Numa altura em que o Mundo se apercebe que a nossa capacidade de defesa é mesmo a nossa melhor defesa, quem sofre de uma destas doenças está particularmente vulnerável com este duplo risco. Para eles, não se deve discutir qual é o melhor tratamento ou se esta opção é mais certa do que outra mas sim o que pode ser feito para melhorar a função imunitária. Ponto.

Deixe-me perguntar-lhe: se estivesse no meio de uma guerra contra um inimigo extremamente poderoso e que pode facilmente destruí-la/lo, não quereria ter à sua disposição todas as armas, ferramentas e estratégias possíveis para que suas as probabilidades de vitória fossem maiores? Eu quereria, com toda a certeza! E, felizmente, cada vez mais pessoas pensam assim.

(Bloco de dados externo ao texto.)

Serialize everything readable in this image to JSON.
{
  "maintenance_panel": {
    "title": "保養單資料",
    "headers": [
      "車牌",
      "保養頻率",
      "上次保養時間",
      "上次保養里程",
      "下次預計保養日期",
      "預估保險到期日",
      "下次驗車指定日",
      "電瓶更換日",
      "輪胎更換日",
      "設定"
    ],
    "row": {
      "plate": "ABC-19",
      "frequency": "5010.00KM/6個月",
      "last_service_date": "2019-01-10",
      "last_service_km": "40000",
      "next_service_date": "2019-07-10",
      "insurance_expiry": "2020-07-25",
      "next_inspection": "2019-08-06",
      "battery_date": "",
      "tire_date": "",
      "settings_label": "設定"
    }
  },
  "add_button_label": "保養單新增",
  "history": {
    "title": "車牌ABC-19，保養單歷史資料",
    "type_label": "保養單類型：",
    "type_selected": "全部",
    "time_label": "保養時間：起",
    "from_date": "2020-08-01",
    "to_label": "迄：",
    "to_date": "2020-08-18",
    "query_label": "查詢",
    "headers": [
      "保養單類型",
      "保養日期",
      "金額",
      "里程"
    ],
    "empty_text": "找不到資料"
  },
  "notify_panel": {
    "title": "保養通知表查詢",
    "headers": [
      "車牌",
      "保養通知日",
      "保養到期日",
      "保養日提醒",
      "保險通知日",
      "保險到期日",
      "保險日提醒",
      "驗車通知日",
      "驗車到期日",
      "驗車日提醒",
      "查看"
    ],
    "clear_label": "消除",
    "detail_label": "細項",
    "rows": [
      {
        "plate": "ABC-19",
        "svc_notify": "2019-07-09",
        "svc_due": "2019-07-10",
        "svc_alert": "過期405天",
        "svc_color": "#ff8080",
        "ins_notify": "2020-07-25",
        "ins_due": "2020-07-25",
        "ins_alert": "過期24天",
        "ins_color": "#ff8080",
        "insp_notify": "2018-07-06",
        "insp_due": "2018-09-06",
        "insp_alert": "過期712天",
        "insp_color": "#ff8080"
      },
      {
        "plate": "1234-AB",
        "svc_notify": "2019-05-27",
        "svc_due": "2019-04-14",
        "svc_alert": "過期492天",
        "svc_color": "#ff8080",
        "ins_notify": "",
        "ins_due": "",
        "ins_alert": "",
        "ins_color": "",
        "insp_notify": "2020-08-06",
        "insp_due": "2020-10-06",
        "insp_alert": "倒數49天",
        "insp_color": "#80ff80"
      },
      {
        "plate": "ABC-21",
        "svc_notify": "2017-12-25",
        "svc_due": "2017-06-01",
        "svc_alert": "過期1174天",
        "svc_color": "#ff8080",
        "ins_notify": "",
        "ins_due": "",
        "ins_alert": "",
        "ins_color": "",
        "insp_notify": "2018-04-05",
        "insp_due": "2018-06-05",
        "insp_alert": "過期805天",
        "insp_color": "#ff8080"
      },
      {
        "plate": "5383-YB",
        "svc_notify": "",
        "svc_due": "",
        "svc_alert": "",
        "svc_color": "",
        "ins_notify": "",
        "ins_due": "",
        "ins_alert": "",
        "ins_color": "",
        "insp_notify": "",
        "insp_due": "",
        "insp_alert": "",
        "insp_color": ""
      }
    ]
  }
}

A verdade é que há muitas abordagens diferentes para o tratamento de doenças auto-imunes. Todas elas com casos de “sucesso” comprovados, nenhuma delas com eficácia garantida, cada uma com riscos específicos e necessidade de adaptação do estilo de vida. O meu objectivo com este artigo não é comparar opções terapêuticas (ou fazer uma revisão exaustiva da evidência existente sobre elas), é apenas partilhar como é que a vitamina D pode ajudar quem sofre de doenças autoimunes.

Os defensores mais acérrimos da “medicina baseada na evidência” vão dizer que “não há estudos a demonstrar o efeito positivo”, que “não há evidência a suportar o seu uso” e que “a vitamina D não é suportada por evidência científica”. Já escrevi alguns artigos, como este e este sobre estes pontos, que aconselho a ler se tiver curiosidade de que evidência existe sobre o seu uso. Vão também dizer que “não faz nada” porque “eu tomei e não senti nada”, o que de facto é verdade porque não funciona em toda a gente (algo que já partilhei neste outro artigo).

Quem nos procura fá-lo com um propósito: tentar vencer a guerra contra a sua doença auto-imune. Muitos vêm já munidos de armas que, de uma forma ou outra, foram ou são eficazes. Mas, seja porque deixaram de o ser ou porque querem mais para aumentar as hipóteses de sucesso - ou ainda porque viram os resultados positivos noutras pessoas, resultados esses que lhes foi dito ser impossível atingir - trazem uma questão: como é que a vitamina D os pode ajudar?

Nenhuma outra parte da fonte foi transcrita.